Sunday, June 2, 2019

Leverage Multidimensional Thinking for Change Management

The successful businesses are the ones that have learned how to apply multidimensional thinking and multitude of change management discipline to implement change time after time and build it as a solid ongoing business capability.

Change is the new normal. Change is resulting in a flexible and dynamic organization able to adapt to new and unexpected situations and market demand and execute strategy seamlessly. How successful organizations can handle continuous digital disruptions depends on how fast and capable they can adapt to the ever-changing environment. Change Management success is not accidental, especially large transformative change requires a clear vision, strategic planning, exemplified change leadership, multidimensional thinking, effective communication, and logical processes to overcome the challenges

Critical thinking: Change is chaotic, but change management needs to be well designed and practiced in a structural way. Leveraging Critical Thinking in Change Management means taking multiple perspectives into account, figuring out the “Big Why” and dig through the root cause, minimizing “agendas” or “spin,” understanding the emotional components, working through the logic, reconciling differences and inconsistencies in data or sources, using a set of criteria for evaluating information, conclusions and considering unintended consequences. The radical change needs to de-program old mindsets, let go of the outdated traditions or the voices from the past, make the observation and deepen understanding by asking the right questions and keep opening for varying perspectives. Critical Thinking is commonly understood to involve the willingness to integrate new or revised perspectives into better ways of thinking and acting, and willingness to foster criticality in others. Critical thinking as the core skill in Change Management is concerned ultimately with the status of claims such as evidence, recommendations, predictions, principles, analysis, especially when inferences are drawn from them. The ultimate goal for change is to solve business problems large or small. Thus, it’s important to think critically, take the logical scenario of goal-setting, decision making, mind crafting, process tuning, performance indicator selections & measurement, and take what is known and which needs to be understood to come up with the right solutions.

Creative Thinking: We live in the information-abundant and idea-rich knowledge economy, although not every change is innovation, there is no reason why creativity cannot or does not form part of the Change Management practices. Many change failure or problem-solving ineffectiveness are caused by “We always do things like that,” mentality, even circumstances already change the long time ago. In many circumstances, it takes interdisciplinary knowledge and cross-functional communication and collaboration to manage large scale changes. In fact, applying creative thinking to Change Management would make changes often more effective, fun and desirable. It starts from asking open questions such as “What If,” “Why Not,” connecting dots which are usually seemly unrelated because they are scattered in transdisciplinary domains. After clarifying “why or why not; what or what if” part of the scenario, often the field dwindles when the discussion comes to “how. Applying creative thinking to Change Management motivates people riding above the learning curve, stimulates their intellectual curiosity and becomes the true change agent and creative problem-solver. Because people can learn a lot from different mindsets, cultures, and positions, organizations as a whole can be competitive enough to keep surging further. That’s actually the very purpose of change - to nurture a highly inclusive working environment to keep creative energy flow and achieve long-term business success.
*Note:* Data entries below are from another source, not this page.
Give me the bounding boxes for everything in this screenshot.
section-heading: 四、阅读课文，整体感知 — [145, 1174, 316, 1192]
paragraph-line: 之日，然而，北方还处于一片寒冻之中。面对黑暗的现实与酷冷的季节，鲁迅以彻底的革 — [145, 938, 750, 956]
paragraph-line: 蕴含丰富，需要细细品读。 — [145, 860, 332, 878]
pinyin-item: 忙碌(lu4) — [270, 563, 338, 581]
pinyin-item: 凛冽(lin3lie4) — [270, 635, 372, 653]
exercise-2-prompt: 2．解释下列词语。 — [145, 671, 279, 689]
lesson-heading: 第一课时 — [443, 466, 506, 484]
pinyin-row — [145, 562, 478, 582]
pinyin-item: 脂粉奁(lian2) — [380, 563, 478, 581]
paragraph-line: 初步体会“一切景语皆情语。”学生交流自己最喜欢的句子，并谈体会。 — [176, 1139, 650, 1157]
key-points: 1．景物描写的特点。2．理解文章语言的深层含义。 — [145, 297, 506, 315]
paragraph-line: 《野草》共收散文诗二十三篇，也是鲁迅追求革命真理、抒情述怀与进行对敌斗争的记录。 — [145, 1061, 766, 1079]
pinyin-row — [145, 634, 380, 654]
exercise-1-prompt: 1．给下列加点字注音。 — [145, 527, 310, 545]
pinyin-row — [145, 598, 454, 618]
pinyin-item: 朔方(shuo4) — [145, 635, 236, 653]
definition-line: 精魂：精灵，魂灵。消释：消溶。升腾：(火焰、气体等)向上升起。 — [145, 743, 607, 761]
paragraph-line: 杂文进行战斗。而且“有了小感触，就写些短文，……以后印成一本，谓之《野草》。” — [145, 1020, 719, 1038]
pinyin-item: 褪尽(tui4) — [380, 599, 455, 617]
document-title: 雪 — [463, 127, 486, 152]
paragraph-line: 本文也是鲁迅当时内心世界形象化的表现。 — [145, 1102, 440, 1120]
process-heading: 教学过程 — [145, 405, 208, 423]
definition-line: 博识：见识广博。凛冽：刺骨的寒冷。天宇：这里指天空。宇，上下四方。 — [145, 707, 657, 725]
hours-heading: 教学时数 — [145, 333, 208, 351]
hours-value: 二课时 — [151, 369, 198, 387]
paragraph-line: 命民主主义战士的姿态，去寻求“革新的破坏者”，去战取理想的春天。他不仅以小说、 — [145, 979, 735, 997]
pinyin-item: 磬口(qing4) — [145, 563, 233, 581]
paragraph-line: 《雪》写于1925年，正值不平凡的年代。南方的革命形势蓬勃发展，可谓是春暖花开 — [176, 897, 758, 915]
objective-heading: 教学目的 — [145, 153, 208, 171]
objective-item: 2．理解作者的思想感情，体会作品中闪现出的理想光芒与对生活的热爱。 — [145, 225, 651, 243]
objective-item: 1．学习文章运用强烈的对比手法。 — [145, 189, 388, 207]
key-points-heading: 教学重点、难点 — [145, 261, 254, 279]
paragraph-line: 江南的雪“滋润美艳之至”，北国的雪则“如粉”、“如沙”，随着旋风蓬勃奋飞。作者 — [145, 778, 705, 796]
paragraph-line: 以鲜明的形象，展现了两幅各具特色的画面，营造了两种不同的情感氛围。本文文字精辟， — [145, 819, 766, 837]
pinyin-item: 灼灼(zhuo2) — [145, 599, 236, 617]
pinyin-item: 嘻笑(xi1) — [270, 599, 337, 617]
Systems Thinking: The business change shouldn’t be just a few random efforts put on the surface, it must be defined in its base elements such as process, structure, culture, and associated benefits to be achieved through productivity, financial and innovation lenses. Systems Thinking engenders new perspectives or actions as part of the process of creating a cross-disciplined understanding of the business and managing changes systematically. Digital organizations are like the switches connected into the hyperconnected business ecosystem; they are also like living systems interwoven by many interdependent substems. Thus, business leaders should become aware of other systems that they interact with and apply Systems Thinking to understand the interconnectivity between parts and the whole by asking further questions such as: “What is the bigger picture here?" "How is your current problem or goal related to your team, departmental, organizational, or industry context?" Many of today’s problems are not isolated, it’s helpful for business managers to leverage Systems Thinking for identifying multiple, perhaps interconnected problems, so later, the business can figure out the holistic solution to fix them without too much side effect. Organizations need to take systematic steps in evolutionary Digital Change Management. It means to make a radical shift from a silo and linear classic management practices to holistic and nonlinear management discipline by leveraging systematic methodologies, employing and applying the criteria deemed appropriate by the thinkers involved, to arrive at the tangible and reproducible business results.

Change is the 'Now.' Transformation is a journey and needs a larger strategic investment. It requires step-function changes in collective mindset, tools, cultures, leadership, processes, and embed creativity mechanism in change management scenario. There is no panacea, no magic bullet with regards to change management, The successful businesses are the ones that have learned how to apply multidimensional thinking and multitude of change management discipline to implement change time after time and build it as a solid ongoing business capability.